In my practice, I would go to the patient rather than call them to a clinic. I would prefer to see them in their own surroundings where they are comfortable and relaxed. Being summoned to a clinic and then having to wait in a waiting room may be enough to cause a fair degree of anxiety and it could just tilt the balance a little to suggest a lack of capacity in a borderline case. Besides, visiting a patient (or client) is an ideal opportunity to be out of the office.

When would I visit? I always check with the individual when they have enough time. Don’t call at the same time as the chiropodist as this would have a negative effect on the patient’s ego, (invariably the corns hurt and so the chiropodist is preferred to you). However, another point to bear in mind is that some people with mild dementia are at their brightest in the late morning but are exhausted as the day goes on. So one has enquire that when is the person at their best.

Most people with mild dementia will have a restricted amount of concentration and patience. So, by the time you’ve spent time establishing a rapport, having a coffee and enquiring about the grandchildren, the client has run out of energy and is ready to retire to bed rather than discuss an enduring power of attorney. You will have to leave, not having achieved what you set out to do.

At the same time, it is essential to establish that personal link and relationship with the client. The obvious solution, therefore, is to make a couple of visits rather than hope to complete everything in one marathon session.

If there is a variation in capacity from day-to-day, then it could be helpful to ask the carer when would be a good day for your visit. Fluctuating capacity is quite tricky and needs even more care. In such a situation, it would be beneficial for you and the psychogeriatrician to carry out a joint visit where you could both make individual records but have a joint statement about capacity at the time of the assessment.

There is then the whole new minefield to consider of how different mental conditions may affect an individual and how this has a bearing on their decision-making abilities. Someone with dementia has particular problems with recent memories, whereas distant memories are intact.

A general rule of thumb for such cases: last memories in, first memories out. Things that happened years ago are remembered but latter events are hazy.

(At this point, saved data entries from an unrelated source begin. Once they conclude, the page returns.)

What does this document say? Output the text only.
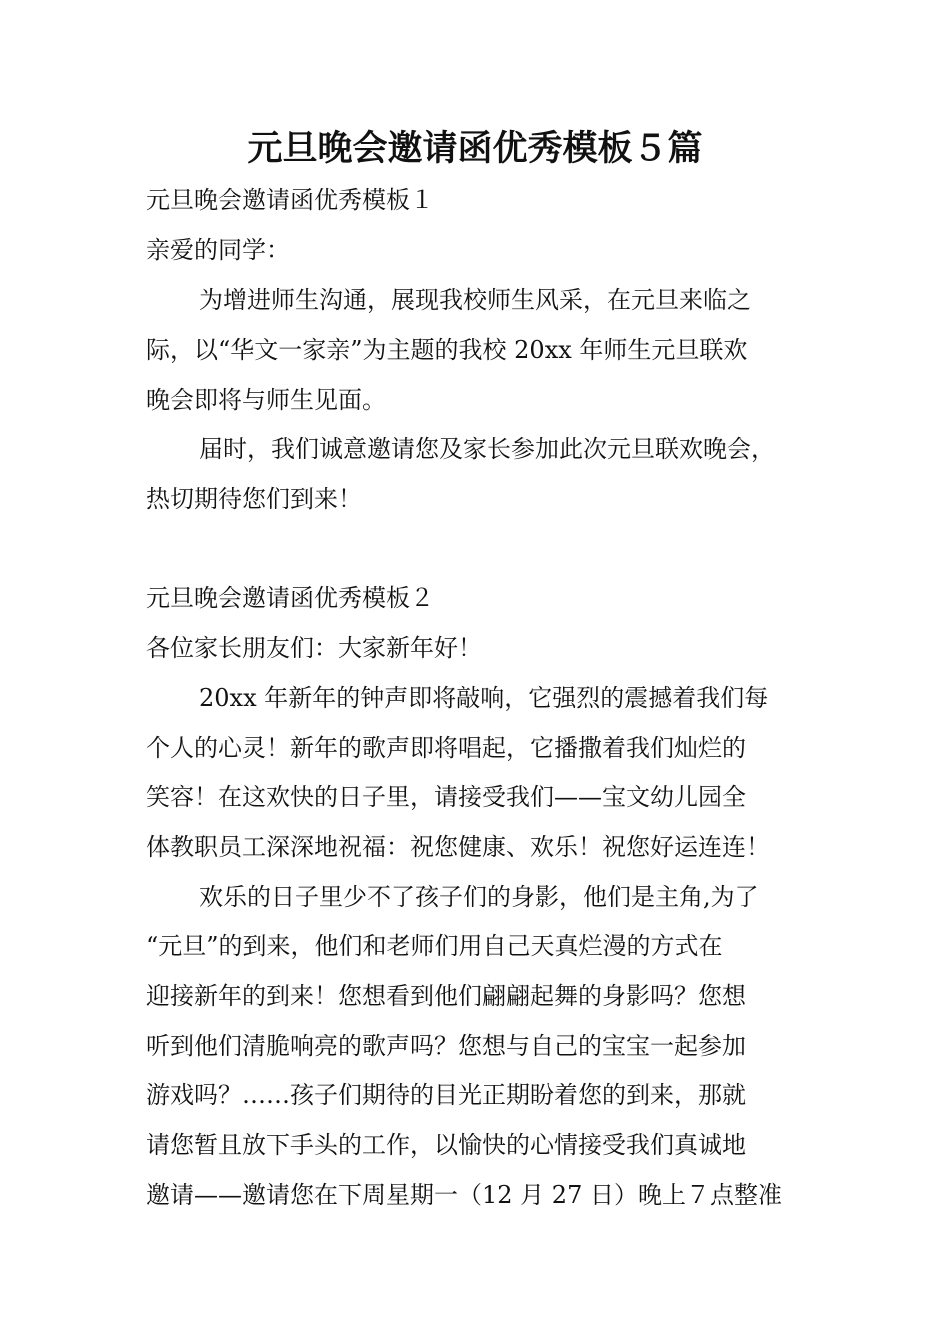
元旦晚会邀请函优秀模板５篇

元旦晚会邀请函优秀模板１

亲爱的同学：

为增进师生沟通，展现我校师生风采，在元旦来临之

际，以“华文一家亲”为主题的我校 20xx 年师生元旦联欢

晚会即将与师生见面。

届时，我们诚意邀请您及家长参加此次元旦联欢晚会，

热切期待您们到来！

元旦晚会邀请函优秀模板２

各位家长朋友们：大家新年好！

20xx 年新年的钟声即将敲响，它强烈的震撼着我们每

个人的心灵！新年的歌声即将唱起，它播撒着我们灿烂的

笑容！在这欢快的日子里，请接受我们——宝文幼儿园全

体教职员工深深地祝福：祝您健康、欢乐！祝您好运连连！

欢乐的日子里少不了孩子们的身影，他们是主角,为了

“元旦”的到来，他们和老师们用自己天真烂漫的方式在

迎接新年的到来！您想看到他们翩翩起舞的身影吗？您想

听到他们清脆响亮的歌声吗？您想与自己的宝宝一起参加

游戏吗？……孩子们期待的目光正期盼着您的到来，那就

请您暂且放下手头的工作，以愉快的心情接受我们真诚地

邀请——邀请您在下周星期一（12 月 27 日）晚上７点整准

Typically, he remembers his first wife and children with great fondness but can’t even recall being married again twenty years ago, let alone acknowledge his second wife, (and she is the loving, caring person now looking after him).

Equally, claims of the youngest daughter are not considered and she is the genuine carer, while the son who hasn’t been home in twenty years is remembered fondly, is given the credit for the care and is consequently rewarded for his perceived effort and devotion.

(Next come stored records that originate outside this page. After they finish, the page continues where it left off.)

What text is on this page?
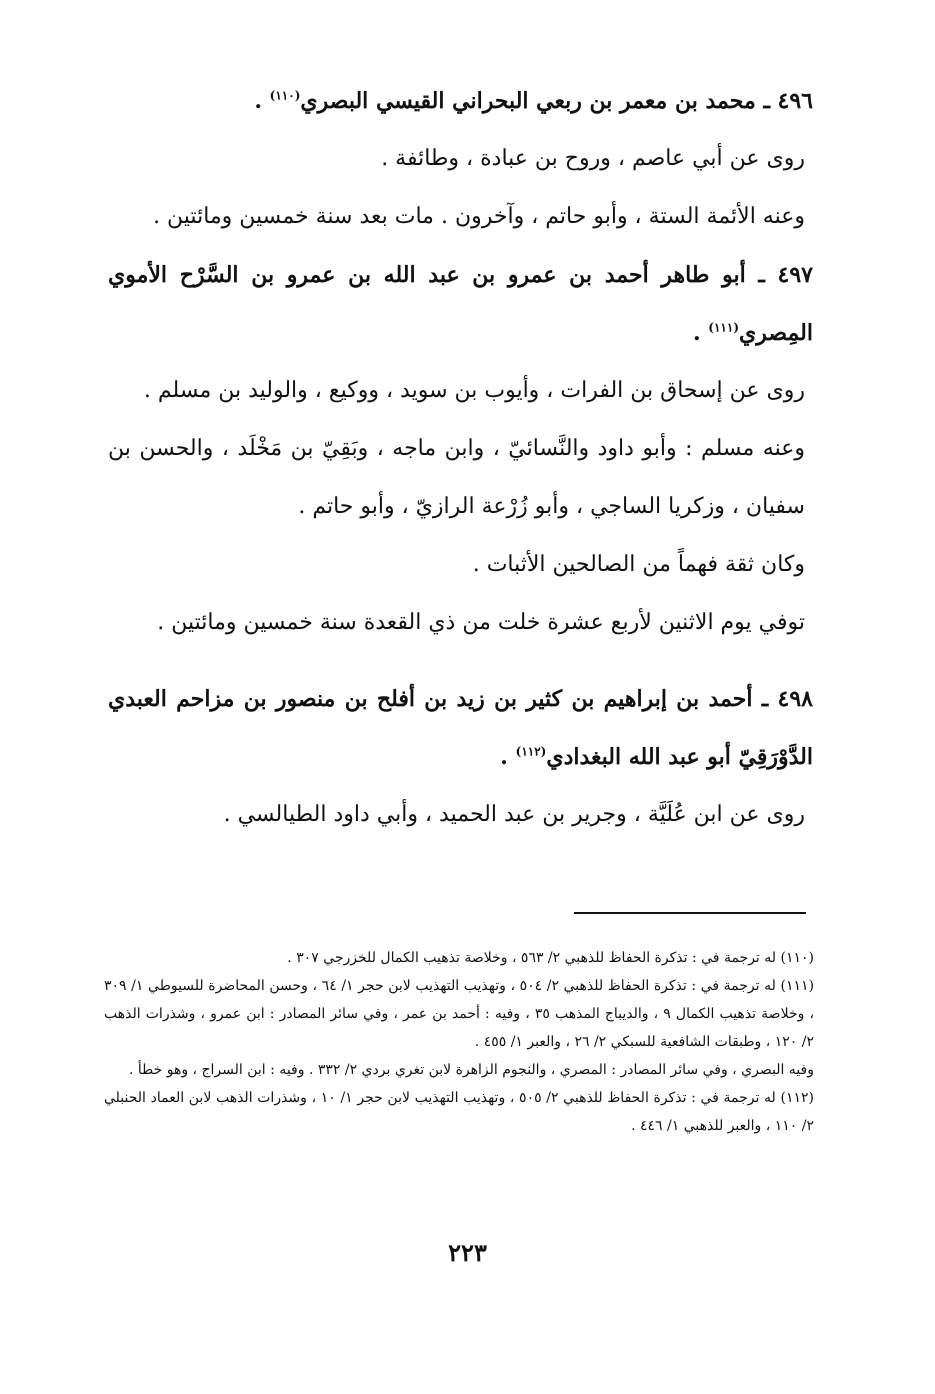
٤٩٦ ـ محمد بن معمر بن ربعي البحراني القيسي البصري$^{(١١٠)}$ .

روى عن أبي عاصم ، وروح بن عبادة ، وطائفة .

وعنه الأئمة الستة ، وأبو حاتم ، وآخرون . مات بعد سنة خمسين ومائتين .

٤٩٧ ـ أبو طاهر أحمد بن عمرو بن عبد الله بن عمرو بن السَّرْح الأموي المِصري$^{(١١١)}$ .

روى عن إسحاق بن الفرات ، وأيوب بن سويد ، ووكيع ، والوليد بن مسلم .

وعنه مسلم : وأبو داود والنَّسائيّ ، وابن ماجه ، وبَقِيّ بن مَخْلَد ، والحسن بن سفيان ، وزكريا الساجي ، وأبو زُرْعة الرازيّ ، وأبو حاتم .

وكان ثقة فهماً من الصالحين الأثبات .

توفي يوم الاثنين لأربع عشرة خلت من ذي القعدة سنة خمسين ومائتين .

٤٩٨ ـ أحمد بن إبراهيم بن كثير بن زيد بن أفلح بن منصور بن مزاحم العبدي الدَّوْرَقِيّ أبو عبد الله البغدادي$^{(١١٢)}$ .

روى عن ابن عُلَيَّة ، وجرير بن عبد الحميد ، وأبي داود الطيالسي .

(١١٠) له ترجمة في : تذكرة الحفاظ للذهبي ٢/ ٥٦٣ ، وخلاصة تذهيب الكمال للخزرجي ٣٠٧ .

(١١١) له ترجمة في : تذكرة الحفاظ للذهبي ٢/ ٥٠٤ ، وتهذيب التهذيب لابن حجر ١/ ٦٤ ، وحسن المحاضرة للسيوطي ١/ ٣٠٩ ، وخلاصة تذهيب الكمال ٩ ، والديباج المذهب ٣٥ ، وفيه : أحمد بن عمر ، وفي سائر المصادر : ابن عمرو ، وشذرات الذهب ٢/ ١٢٠ ، وطبقات الشافعية للسبكي ٢/ ٢٦ ، والعبر ١/ ٤٥٥ .

وفيه البصري ، وفي سائر المصادر : المصري ، والنجوم الزاهرة لابن تغري بردي ٢/ ٣٣٢ . وفيه : ابن السراج ، وهو خطأ .

(١١٢) له ترجمة في : تذكرة الحفاظ للذهبي ٢/ ٥٠٥ ، وتهذيب التهذيب لابن حجر ١/ ١٠ ، وشذرات الذهب لابن العماد الحنبلي ٢/ ١١٠ ، والعبر للذهبي ١/ ٤٤٦ .

٢٢٣
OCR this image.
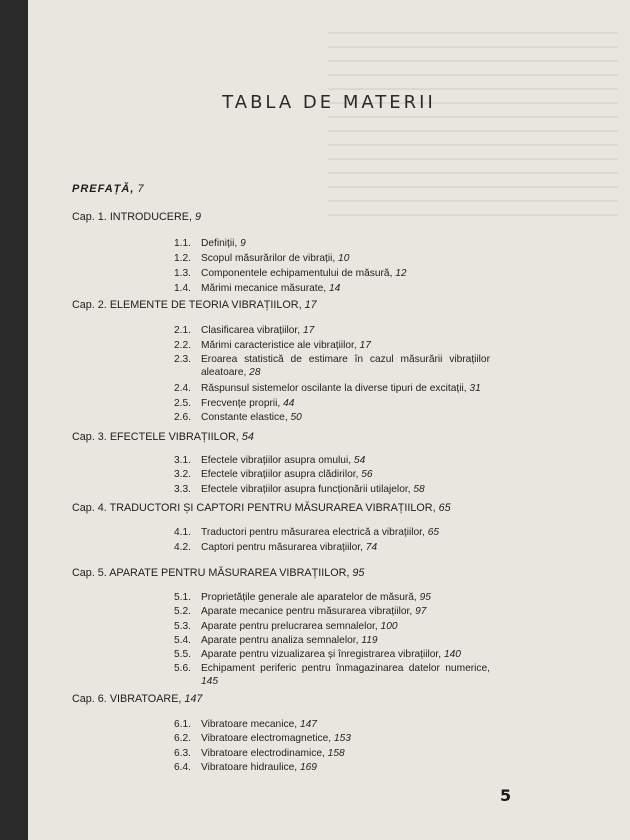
TABLA DE MATERII
PREFAȚĂ, 7
Cap. 1. INTRODUCERE, 9
Cap. 2. ELEMENTE DE TEORIA VIBRAȚIILOR, 17
Cap. 3. EFECTELE VIBRAȚIILOR, 54
Cap. 4. TRADUCTORI ȘI CAPTORI PENTRU MĂSURAREA VIBRAȚIILOR, 65
Cap. 5. APARATE PENTRU MĂSURAREA VIBRAȚIILOR, 95
Cap. 6. VIBRATOARE, 147
1.1. Definiții, 9
1.2. Scopul măsurărilor de vibrații, 10
1.3. Componentele echipamentului de măsură, 12
1.4. Mărimi mecanice măsurate, 14
2.1. Clasificarea vibrațiilor, 17
2.2. Mărimi caracteristice ale vibrațiilor, 17
2.3. Eroarea statistică de estimare în cazul măsurării vibrațiilor aleatoare, 28
2.4. Răspunsul sistemelor oscilante la diverse tipuri de excitații, 31
2.5. Frecvențe proprii, 44
2.6. Constante elastice, 50
3.1. Efectele vibrațiilor asupra omului, 54
3.2. Efectele vibrațiilor asupra clădirilor, 56
3.3. Efectele vibrațiilor asupra funcționării utilajelor, 58
4.1. Traductori pentru măsurarea electrică a vibrațiilor, 65
4.2. Captori pentru măsurarea vibrațiilor, 74
5.1. Proprietățile generale ale aparatelor de măsură, 95
5.2. Aparate mecanice pentru măsurarea vibrațiilor, 97
5.3. Aparate pentru prelucrarea semnalelor, 100
5.4. Aparate pentru analiza semnalelor, 119
5.5. Aparate pentru vizualizarea și înregistrarea vibrațiilor, 140
5.6. Echipament periferic pentru înmagazinarea datelor numerice, 145
6.1. Vibratoare mecanice, 147
6.2. Vibratoare electromagnetice, 153
6.3. Vibratoare electrodinamice, 158
6.4. Vibratoare hidraulice, 169
5
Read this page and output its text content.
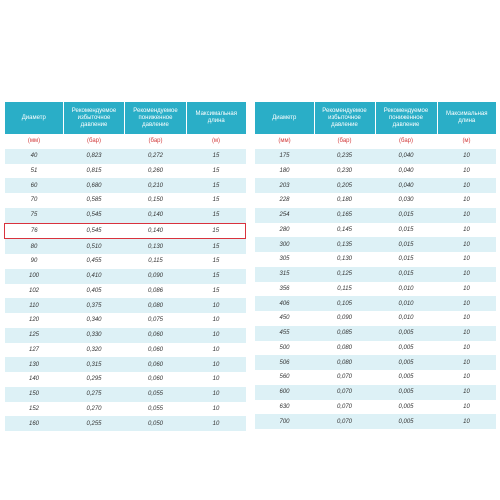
Диаметр	Рекомендуемое избыточное давление	Рекомендуемое пониженное давление	Максимальная длина
(мм)	(бар)	(бар)	(м)
40	0,823	0,272	15
51	0,815	0,260	15
60	0,680	0,210	15
70	0,585	0,150	15
75	0,545	0,140	15
76	0,545	0,140	15
80	0,510	0,130	15
90	0,455	0,115	15
100	0,410	0,090	15
102	0,405	0,086	15
110	0,375	0,080	10
120	0,340	0,075	10
125	0,330	0,060	10
127	0,320	0,060	10
130	0,315	0,060	10
140	0,295	0,060	10
150	0,275	0,055	10
152	0,270	0,055	10
160	0,255	0,050	10
Диаметр	Рекомендуемое избыточное давление	Рекомендуемое пониженное давление	Максимальная длина
(мм)	(бар)	(бар)	(м)
175	0,235	0,040	10
180	0,230	0,040	10
203	0,205	0,040	10
228	0,180	0,030	10
254	0,165	0,015	10
280	0,145	0,015	10
300	0,135	0,015	10
305	0,130	0,015	10
315	0,125	0,015	10
356	0,115	0,010	10
406	0,105	0,010	10
450	0,090	0,010	10
455	0,085	0,005	10
500	0,080	0,005	10
506	0,080	0,005	10
560	0,070	0,005	10
600	0,070	0,005	10
630	0,070	0,005	10
700	0,070	0,005	10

A depressed person will have a negative and morbid outlook. They will want to atone for things that they haven’t done; they may not want to consider their own needs and may even feel that they deserve some punishment. In consequence, you might find such a client wanting to give their possessions away, or not making appropriate decisions.

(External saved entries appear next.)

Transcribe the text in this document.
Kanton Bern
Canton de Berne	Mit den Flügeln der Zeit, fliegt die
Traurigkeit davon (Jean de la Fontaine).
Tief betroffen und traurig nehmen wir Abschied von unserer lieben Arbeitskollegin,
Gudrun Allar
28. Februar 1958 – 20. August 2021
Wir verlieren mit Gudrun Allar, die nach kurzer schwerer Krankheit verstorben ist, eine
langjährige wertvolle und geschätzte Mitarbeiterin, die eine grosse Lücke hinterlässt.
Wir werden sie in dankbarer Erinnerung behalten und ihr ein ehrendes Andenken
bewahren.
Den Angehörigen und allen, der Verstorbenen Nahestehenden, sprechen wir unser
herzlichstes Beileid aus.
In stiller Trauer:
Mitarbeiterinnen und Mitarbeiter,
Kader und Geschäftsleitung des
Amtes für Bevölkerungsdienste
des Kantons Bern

At the opposite end of depression is a manic episode. This severe mood disorder manifests itself with elation and a euphoric mood and/or delusions of grandeur. Such a person may conclude that he is rich. I remember someone who thought he owned the bank of England and consequently was making extremely generous donations. In addition, he sent me a cheque to buy a Rolls (he liked me). What surprised us all later on was that he was in fact quite wealthy and I could have bought a Rolls. Needless to say, when he was well he was careful with his money and the ward was sent a box of chocolates, flowers for the ward sister and a thank you note for me. During the phase when he was mildly high he could have ended up making some decisions that could have had dire consequences.

Finally, I would add that some cases are incredibly difficult and you may not be able to decide, with a reasonable degree of certainty, that a person has capacity or not. Unfortunately, the more complicated the circumstances, the more you need to be sure. If you find yourself in doubt and you can’t decide on capacity, then say so and let the court deal with the matter.